Visa PH program to teach Pinoy kids how to save, avoid online fraud

By Espie Angelica A. de Leon

Visa Philippines has launched its first “Financial Literacy Program” in the country to educate Filipino youths on saving and budgeting their money and help prevent them from falling prey to online frauds and scams.

Visa Philippines head for sales Dan Wolbert (3rd from right) with (from left) Tanghalang Pilipino president Jolly Gomez, Tanghalang Pilipino artistic director Nanding Josef, BSP head of inclusive finance advocacy Pia Roman-Tayug, Teach for the Philippines chief strategy officer Patricia Lim-Feria, and panel discussion moderator Salve Duplito

Visa Philippines head for sales Dan Wolbert (3rd from right) with (from left) Tanghalang Pilipino president Jolly Gomez, Tanghalang Pilipino artistic director Nanding Josef, BSP head of inclusive finance advocacy Pia Roman-Tayug, Teach for the Philippines chief strategy officer Patricia Lim-Feria, and panel discussion moderator Salve Duplito

Held at the Tanghalang Huseng Batute of the Cultural Center of the Philippines (CCP) on October 2, the program was officially unveiled via a fun and interactive skit staged by CCP’s Tanghalang Pilipino.
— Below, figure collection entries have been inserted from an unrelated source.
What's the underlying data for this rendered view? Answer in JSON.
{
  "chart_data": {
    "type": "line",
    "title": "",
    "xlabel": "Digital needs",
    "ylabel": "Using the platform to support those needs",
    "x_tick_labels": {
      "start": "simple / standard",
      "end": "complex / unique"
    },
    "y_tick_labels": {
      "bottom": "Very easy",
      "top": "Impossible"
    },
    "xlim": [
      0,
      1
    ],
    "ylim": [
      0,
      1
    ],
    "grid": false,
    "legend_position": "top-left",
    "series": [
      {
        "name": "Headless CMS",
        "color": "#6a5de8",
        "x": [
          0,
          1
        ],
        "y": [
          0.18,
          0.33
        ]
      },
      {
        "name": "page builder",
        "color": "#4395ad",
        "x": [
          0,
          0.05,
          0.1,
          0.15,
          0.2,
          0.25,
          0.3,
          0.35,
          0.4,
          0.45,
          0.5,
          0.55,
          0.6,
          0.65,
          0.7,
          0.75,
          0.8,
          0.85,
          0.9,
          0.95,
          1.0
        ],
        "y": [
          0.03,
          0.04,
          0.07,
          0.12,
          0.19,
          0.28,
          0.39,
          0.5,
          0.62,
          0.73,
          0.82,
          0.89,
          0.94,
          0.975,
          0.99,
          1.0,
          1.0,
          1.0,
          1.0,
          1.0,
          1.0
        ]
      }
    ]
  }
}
The skit, titled “Lukot-Lukot, Bilog-Bilog,” was preceded by a panel discussion among key executives of Visa Philippines and its program partners Bangko Sentral ng Pilipinas (BSP), Teach for the Philippines, and Tanghalang Pilipino. The program is in support of the government’s National Strategy for Financial Inclusion spearheaded by BSP.

In the skit, the main protagonist Gwyneth is faced with common scenarios where she is tempted to buy something she fancies such as a trendy dress at a time when she needs the money for something more important, such as an application for college.
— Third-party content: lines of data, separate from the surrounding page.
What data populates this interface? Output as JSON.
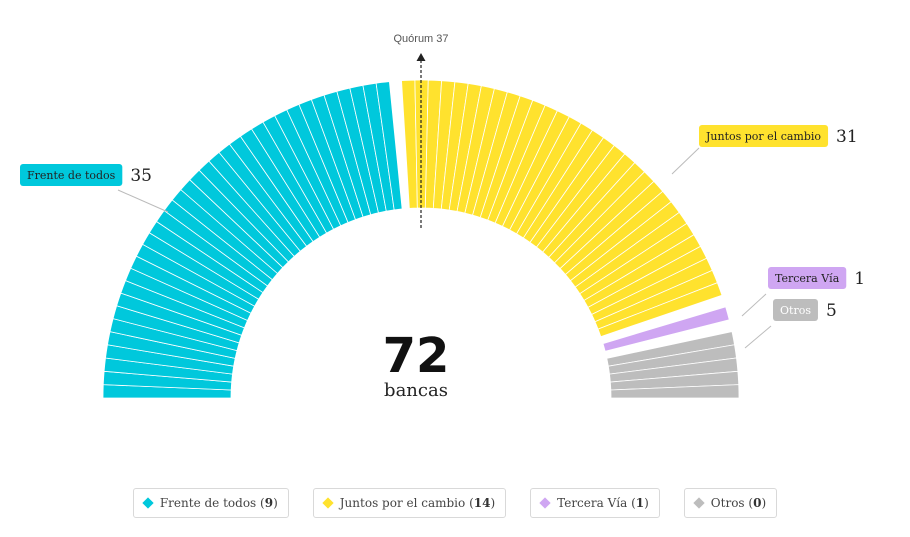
{
  "chart_data": {
    "type": "parliament",
    "total_seats": 72,
    "center_value": "72",
    "center_label": "bancas",
    "quorum_label": "Quórum 37",
    "parties": [
      {
        "name": "Frente de todos",
        "seats": 35,
        "color": "#00c8dc",
        "legend_count": 9,
        "label_side": "left"
      },
      {
        "name": "Juntos por el cambio",
        "seats": 31,
        "color": "#ffe22e",
        "legend_count": 14,
        "label_side": "right"
      },
      {
        "name": "Tercera Vía",
        "seats": 1,
        "color": "#cfa6f2",
        "legend_count": 1,
        "label_side": "right"
      },
      {
        "name": "Otros",
        "seats": 5,
        "color": "#bdbdbd",
        "legend_count": 0,
        "label_side": "right"
      }
    ]
  }
}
“We see a high percentage of the population that are millennials,” said Dan Wolbert, head of sales for Visa Philippines, subsidiary of global leader in digital payments Visa Inc.

“In the coming years, we’re going to see more and more new entrants to the workforce and they’re going to face with a number of new and interesting complex challenges — how they manage their money, how they choose to save, how they choose to invest.”

He added that by the time these millennials receive their first paycheck, it could be a little late in educating them on how to manage their finances wisely and make smart decisions when purchasing.

“That is why we are very interested in starting that with a younger demographic,” he said.

BSP head of inclusive finance advocacy Pia Roman-Tayug added that financial services are now very accessible online and many digital natives are used to it. However, frauds and scams lurk in the Internet.

“If you’re financially literate and you also know what your consumer rights and responsibilities are, you are less likely to fall victim to these frauds and scams,” she said.

Visa and its partners are set to mount the play, which features national heroes Jose Rizal and Apolinario Mabini as Gwyneth’s “financial advisors,” in close to 10 schools this October to bring financial literacy to more Filipino students.

“By presenting economic concepts in realistic and entertaining situations, we hope that audiences will find it easier to apply their learnings in their daily lives,” said Tanghalang Pilipino artistic director Nanding Josef.

According to the World Bank’s Financial Capability Study conducted in 2015, Filipinos lack specific knowledge required for making informed decisions in connection with budgeting and saving. According to Tayug, only about 31 percent of Filipinos have an account.